В даосизме, как мы помним, «потеря» мира означает безоговорочное принятие его, и даосам были хорошо знакомы вечное соседство и прихотливая игра двух противоположных точек отношения к миру. «Радость Неба» у Юй Синя – это открытие благодаря бытийствующему, намекающему слову единства мира, тот безудержный восторг познания собственной бесконечности, который побудил одного чаньского наставника воскликнуть: «Раскаты моего смеха потрясают Небо и Землю!» Но радость «небесного единства» несет в себе печаль всех вещей. И здесь, поистине, чем больше радости, тем больше печали.
Неистребимая «радость Неба» и столь же неизбывная печаль Одинокого равно принадлежат у Юй Синя «знанию Судьбы» – одному из ключевых идеалов китайской традиции. Понятие судьбы выдвинулось на передний план в идеологии чжоусцев, где оно обозначало верховную силу движения космоса, карающую за преступления и награждающую за добродетели, но быстро растерявшую антропоморфные черты. Как верховный, но безличный и непознаваемый судия мира, затмивший древних богов, судьба в Китае сопоставима с греческой мойрой. Подобно этой последней, судьба в китайском понимании едва ли могла быть предметом симпатии и тем более интимной приверженности, зато она обладала достоинством полной беспристрастности и могла внушать интеллектуально оправдываемое «доверие» (синь). Китайская традиция хорошо знала опыт обеспокоенности и даже отчаяния перед неразрешимой загадкой судьбы – на нем стоит едва ли не вся классическая литература Китая. Но она исключала трагический разлад человека и судьбы: что бы мы ни думали, нельзя быть вне пустотного всеединства вещей. В отличие от знаменитой «трагической иронии» в античной традиции или мотива богооставленности, характерного для модернистского сознания Запада, она объявляла уделом человека «претворение (буквально “наполнение”) судьбы», что означало осознание причастности к судьбе и, более того, ее интериоризацию. Ибо «наполнение Судьбы» в китайской традиции равнозначно восполнению своей природы. Человек в китайской мысли не может быть жертвой тайны своего рождения. Он – ее хранитель в той же мере, в какой дао «владеет вещами, не обладая ими». Судьба в даосской мысли – это несчислимое расстояние между тем, чем вещи «еще не начали быть» и чем они «не могут не быть».

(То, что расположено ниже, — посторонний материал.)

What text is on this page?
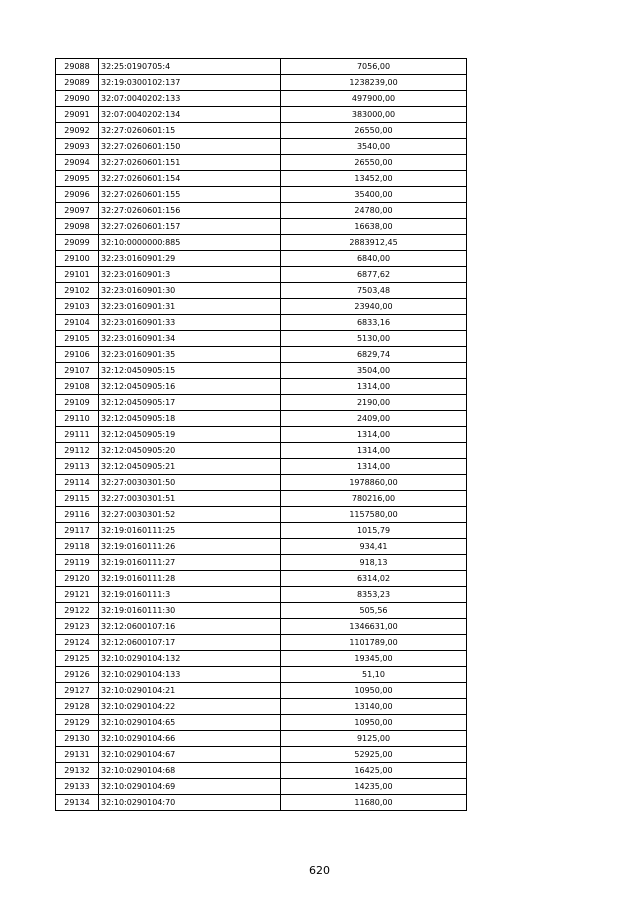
29088	32:25:0190705:4	7056,00
29089	32:19:0300102:137	1238239,00
29090	32:07:0040202:133	497900,00
29091	32:07:0040202:134	383000,00
29092	32:27:0260601:15	26550,00
29093	32:27:0260601:150	3540,00
29094	32:27:0260601:151	26550,00
29095	32:27:0260601:154	13452,00
29096	32:27:0260601:155	35400,00
29097	32:27:0260601:156	24780,00
29098	32:27:0260601:157	16638,00
29099	32:10:0000000:885	2883912,45
29100	32:23:0160901:29	6840,00
29101	32:23:0160901:3	6877,62
29102	32:23:0160901:30	7503,48
29103	32:23:0160901:31	23940,00
29104	32:23:0160901:33	6833,16
29105	32:23:0160901:34	5130,00
29106	32:23:0160901:35	6829,74
29107	32:12:0450905:15	3504,00
29108	32:12:0450905:16	1314,00
29109	32:12:0450905:17	2190,00
29110	32:12:0450905:18	2409,00
29111	32:12:0450905:19	1314,00
29112	32:12:0450905:20	1314,00
29113	32:12:0450905:21	1314,00
29114	32:27:0030301:50	1978860,00
29115	32:27:0030301:51	780216,00
29116	32:27:0030301:52	1157580,00
29117	32:19:0160111:25	1015,79
29118	32:19:0160111:26	934,41
29119	32:19:0160111:27	918,13
29120	32:19:0160111:28	6314,02
29121	32:19:0160111:3	8353,23
29122	32:19:0160111:30	505,56
29123	32:12:0600107:16	1346631,00
29124	32:12:0600107:17	1101789,00
29125	32:10:0290104:132	19345,00
29126	32:10:0290104:133	51,10
29127	32:10:0290104:21	10950,00
29128	32:10:0290104:22	13140,00
29129	32:10:0290104:65	10950,00
29130	32:10:0290104:66	9125,00
29131	32:10:0290104:67	52925,00
29132	32:10:0290104:68	16425,00
29133	32:10:0290104:69	14235,00
29134	32:10:0290104:70	11680,00
620
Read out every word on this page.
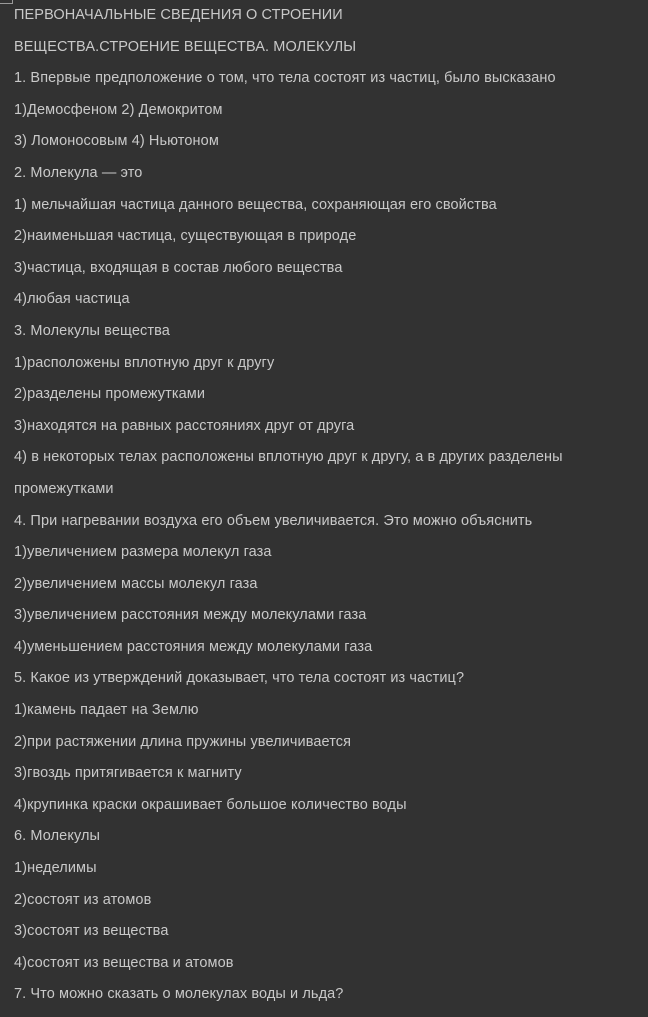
ПЕРВОНАЧАЛЬНЫЕ СВЕДЕНИЯ О СТРОЕНИИ
ВЕЩЕСТВА.СТРОЕНИЕ ВЕЩЕСТВА. МОЛЕКУЛЫ
1. Впервые предположение о том, что тела состоят из частиц, было высказано
1)Демосфеном 2) Демокритом
3) Ломоносовым 4) Ньютоном
2. Молекула — это
1) мельчайшая частица данного вещества, сохраняющая его свойства
2)наименьшая частица, существующая в природе
3)частица, входящая в состав любого вещества
4)любая частица
3. Молекулы вещества
1)расположены вплотную друг к другу
2)разделены промежутками
3)находятся на равных расстояниях друг от друга
4) в некоторых телах расположены вплотную друг к другу, а в других разделены
промежутками
4. При нагревании воздуха его объем увеличивается. Это можно объяснить
1)увеличением размера молекул газа
2)увеличением массы молекул газа
3)увеличением расстояния между молекулами газа
4)уменьшением расстояния между молекулами газа
5. Какое из утверждений доказывает, что тела состоят из частиц?
1)камень падает на Землю
2)при растяжении длина пружины увеличивается
3)гвоздь притягивается к магниту
4)крупинка краски окрашивает большое количество воды
6. Молекулы
1)неделимы
2)состоят из атомов
3)состоят из вещества
4)состоят из вещества и атомов
7. Что можно сказать о молекулах воды и льда?
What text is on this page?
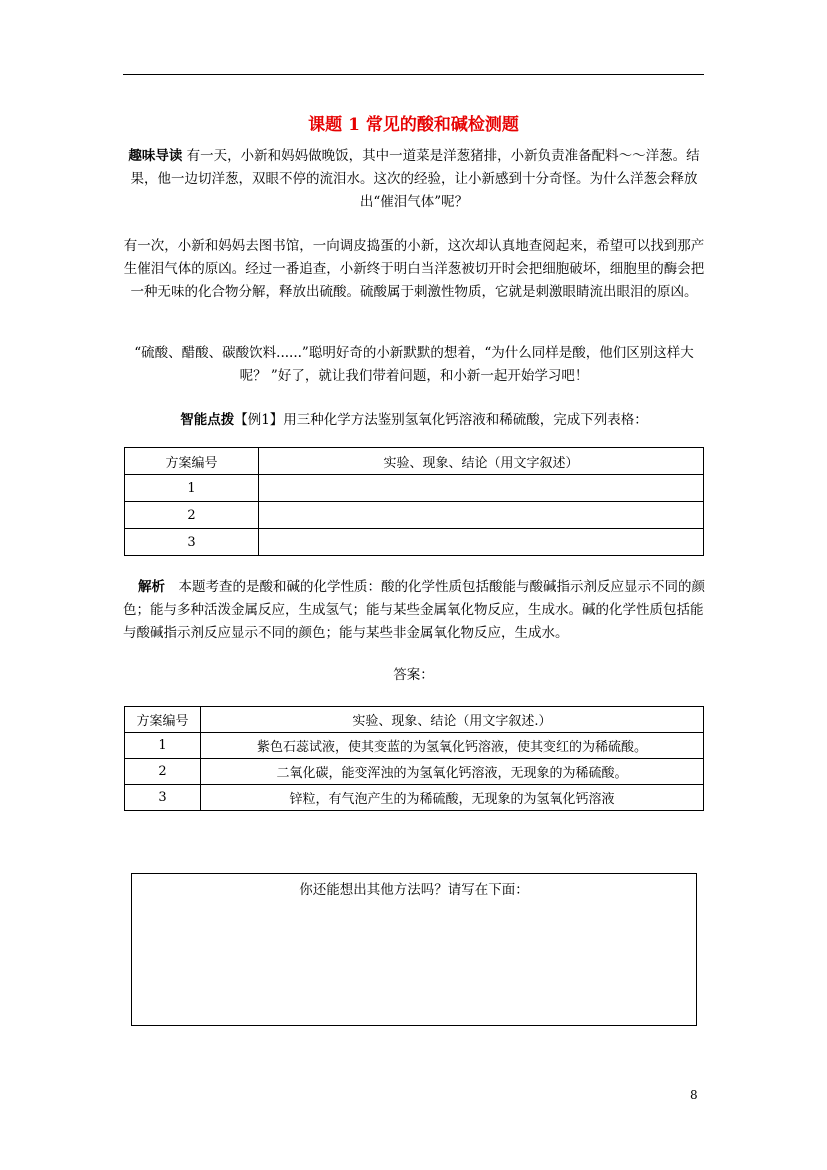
课题 1 常见的酸和碱检测题
趣味导读 有一天，小新和妈妈做晚饭，其中一道菜是洋葱猪排，小新负责准备配料～～洋葱。结果，他一边切洋葱，双眼不停的流泪水。这次的经验，让小新感到十分奇怪。为什么洋葱会释放出“催泪气体”呢？
有一次，小新和妈妈去图书馆，一向调皮捣蛋的小新，这次却认真地查阅起来，希望可以找到那产生催泪气体的原凶。经过一番追查，小新终于明白当洋葱被切开时会把细胞破坏，细胞里的酶会把一种无味的化合物分解，释放出硫酸。硫酸属于刺激性物质，它就是刺激眼睛流出眼泪的原凶。
“硫酸、醋酸、碳酸饮料......”聪明好奇的小新默默的想着，“为什么同样是酸，他们区别这样大呢？ ”好了，就让我们带着问题，和小新一起开始学习吧！
智能点拨【例1】用三种化学方法鉴别氢氧化钙溶液和稀硫酸，完成下列表格：
方案编号	实验、现象、结论（用文字叙述）
1	
2	
3	
解析　本题考查的是酸和碱的化学性质：酸的化学性质包括酸能与酸碱指示剂反应显示不同的颜色；能与多种活泼金属反应，生成氢气；能与某些金属氧化物反应，生成水。碱的化学性质包括能与酸碱指示剂反应显示不同的颜色；能与某些非金属氧化物反应，生成水。
答案：
方案编号	实验、现象、结论（用文字叙述.）
1	紫色石蕊试液，使其变蓝的为氢氧化钙溶液，使其变红的为稀硫酸。
2	二氧化碳，能变浑浊的为氢氧化钙溶液，无现象的为稀硫酸。
3	锌粒，有气泡产生的为稀硫酸，无现象的为氢氧化钙溶液
你还能想出其他方法吗？请写在下面：
8
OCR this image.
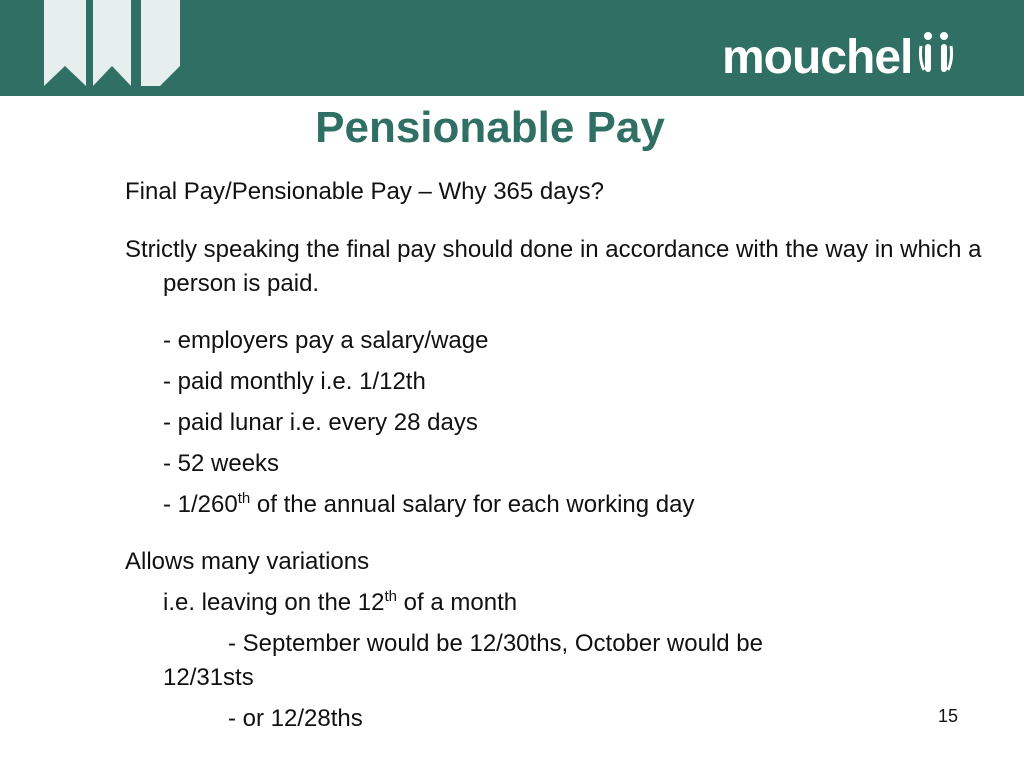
mouchel
Pensionable Pay

Final Pay/Pensionable Pay – Why 365 days?

Strictly speaking the final pay should done in accordance with the way in which a person is paid.

- employers pay a salary/wage

- paid monthly i.e. 1/12th

- paid lunar i.e. every 28 days

- 52 weeks

- 1/260th of the annual salary for each working day

Allows many variations

i.e. leaving on the 12th of a month

- September would be 12/30ths, October would be

12/31sts

- or 12/28ths	15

Примечательный факт: в обыденном словоупотреблении судьба повсюду, в том числе и в Китае, означает еще и жизнь и притом придает этой последней какую-то особенную значимость. У Чжуан-цзы читаем: «Жизнь и смерть – это судьба. То, что день и ночь постоянно перед нами, – это Небо. То в. человеке, чем он не-обладает, – вот закон вещей». Судьба – это сама жизнь, насколько жизнь истинная определяется через смерть и от смерти неотделима; насколько подлинная жизнь есть жизнь-смерть. И всеобщий закон бытия – то, чем вещь «не может не быть» благодаря тому, что она «может не быть».